Claim 1 is representative and recites, in relevant part:
1. A heart rate monitor for use by a user in association with exercise apparatus and/or exercise procedures, comprising:
an elongate member;
electronic circuitry including a difference amplifier having a first input terminal of a first polarity and a second input terminal of a second polarity opposite to said first polarity;
said elongate member comprising a first half and a second half;
a first live electrode and a first common electrode mounted on said first half in spaced relationship with each other;
a second live electrode and a second common electrode mounted on said second half in spaced relationship with each other;
said first and second common electrodes being connected to each other and to a point of common potential . . . .

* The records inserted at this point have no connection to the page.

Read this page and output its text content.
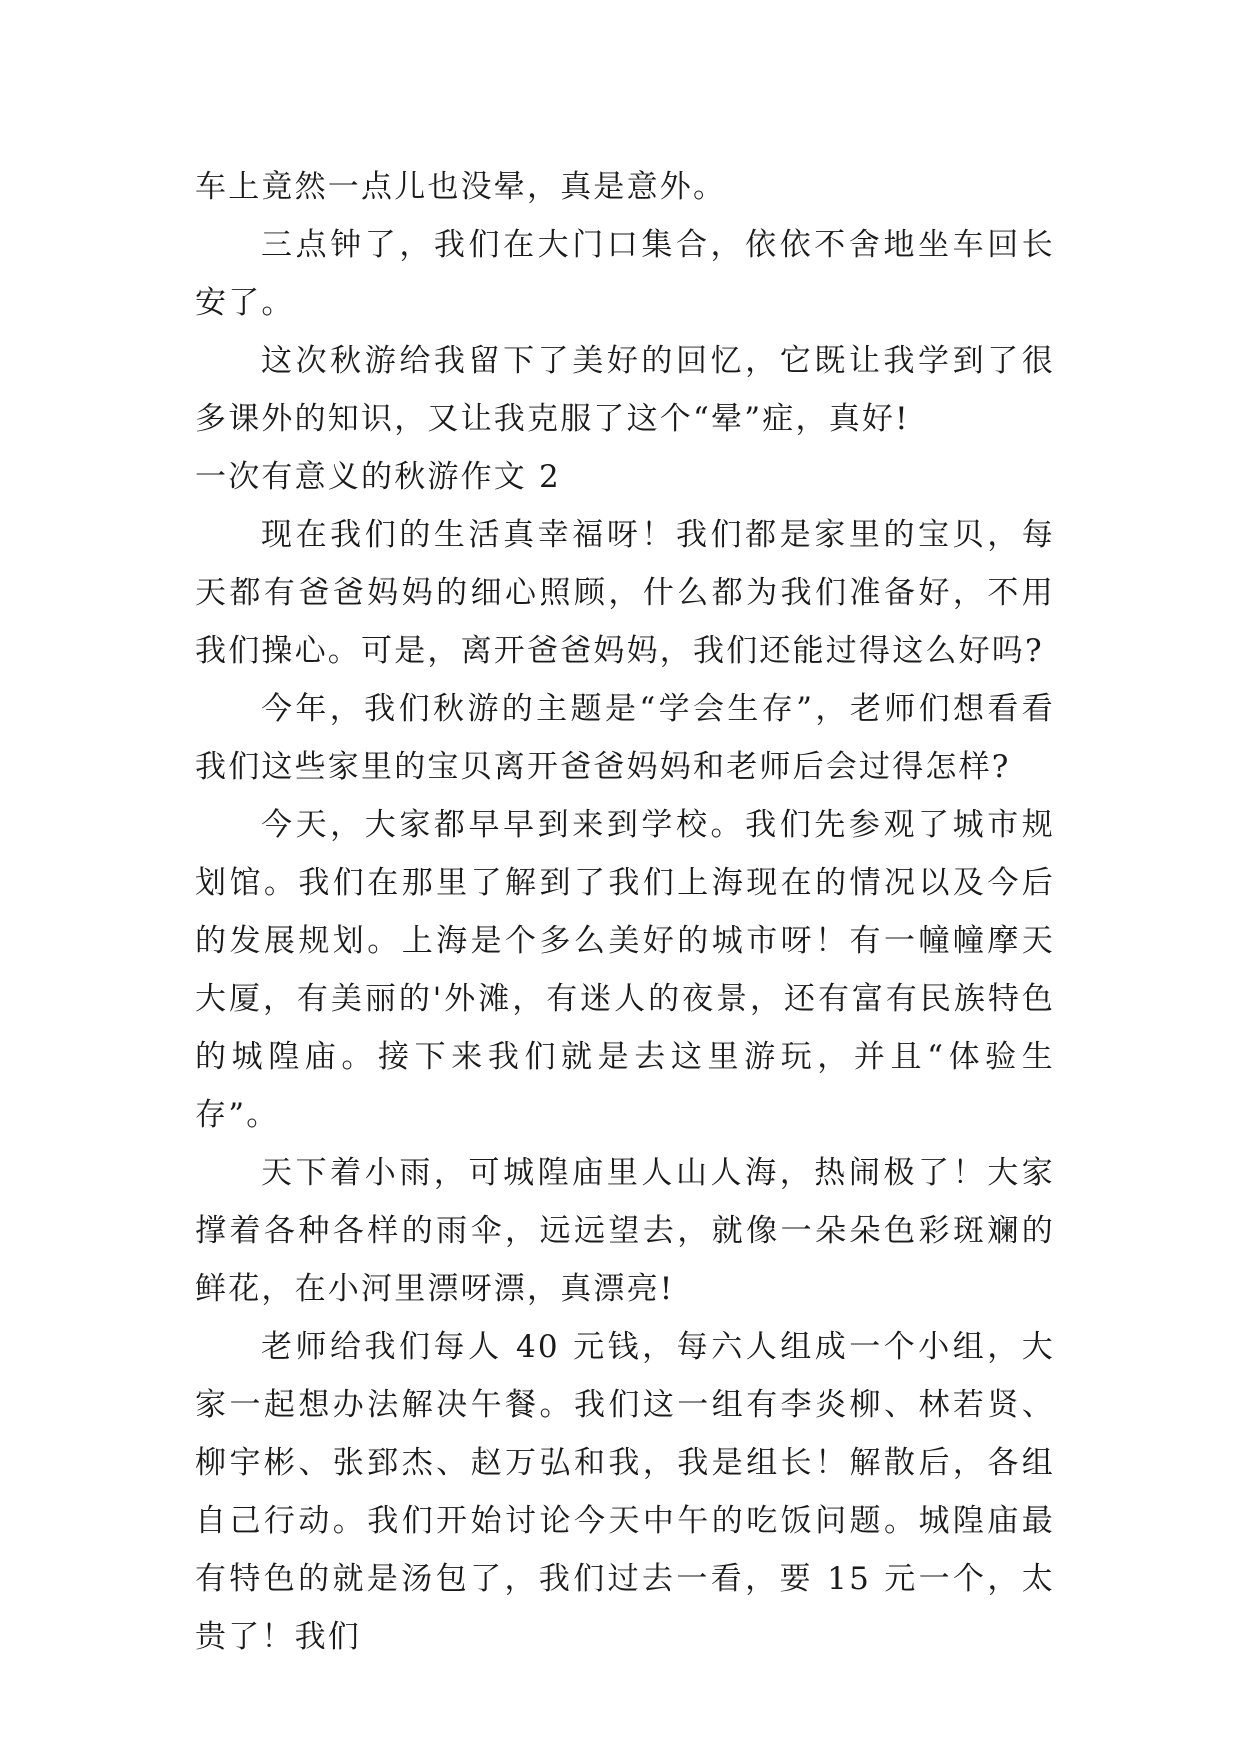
车上竟然一点儿也没晕，真是意外。

三点钟了，我们在大门口集合，依依不舍地坐车回长安了。

这次秋游给我留下了美好的回忆，它既让我学到了很多课外的知识，又让我克服了这个“晕”症，真好!

一次有意义的秋游作文 2

现在我们的生活真幸福呀！我们都是家里的宝贝，每天都有爸爸妈妈的细心照顾，什么都为我们准备好，不用我们操心。可是，离开爸爸妈妈，我们还能过得这么好吗?

今年，我们秋游的主题是“学会生存”，老师们想看看我们这些家里的宝贝离开爸爸妈妈和老师后会过得怎样?

今天，大家都早早到来到学校。我们先参观了城市规划馆。我们在那里了解到了我们上海现在的情况以及今后的发展规划。上海是个多么美好的城市呀！有一幢幢摩天大厦，有美丽的'外滩，有迷人的夜景，还有富有民族特色的城隍庙。接下来我们就是去这里游玩，并且“体验生存”。

天下着小雨，可城隍庙里人山人海，热闹极了！大家撑着各种各样的雨伞，远远望去，就像一朵朵色彩斑斓的鲜花，在小河里漂呀漂，真漂亮!

老师给我们每人 40 元钱，每六人组成一个小组，大家一起想办法解决午餐。我们这一组有李炎柳、林若贤、柳宇彬、张郅杰、赵万弘和我，我是组长！解散后，各组自己行动。我们开始讨论今天中午的吃饭问题。城隍庙最有特色的就是汤包了，我们过去一看，要 15 元一个，太贵了！我们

In addition to the capability of substantially removing EMG signals, claim 1 recites a monitor, a means for measuring time intervals between heart pulses, and a means for calculating the heart rate of a user using the measured time intervals.
The Federal Circuit did recognize that the district court was correct in pointing out that the specification did not define the term “spaced relationship,” but found the intrinsic evidence to be sufficiently concrete.
Turning to the intrinsic evidence, the district court is correct that the specification of the ’753 patent does not specifically define “spaced relationship” with actual parameters, e.g., that the space between the live and common electrodes is one inch. Nevertheless, the ’753 patent’s claim language, specification, and the figures illustrating the “spaced relationship” between the live and common electrodes are telling and provide sufficient clarity to skilled artisans as to the bounds of this disputed term.
Ultimately, the Federal Circuit determined that the disputed term, “spaced relationship,” does not suffer from indefiniteness. The Court, per Judge Wallach concluded:
Because the term was amenable to construction, indefiniteness here would require a showing that a person of ordinary skill would find “spaced relationship” to be insolubly ambiguous—that it fails to provide sufficient clarity delineating the bounds of the claim to one skilled in the art. In this case, a skilled artisan would find such boundaries provided in the intrinsic evidence.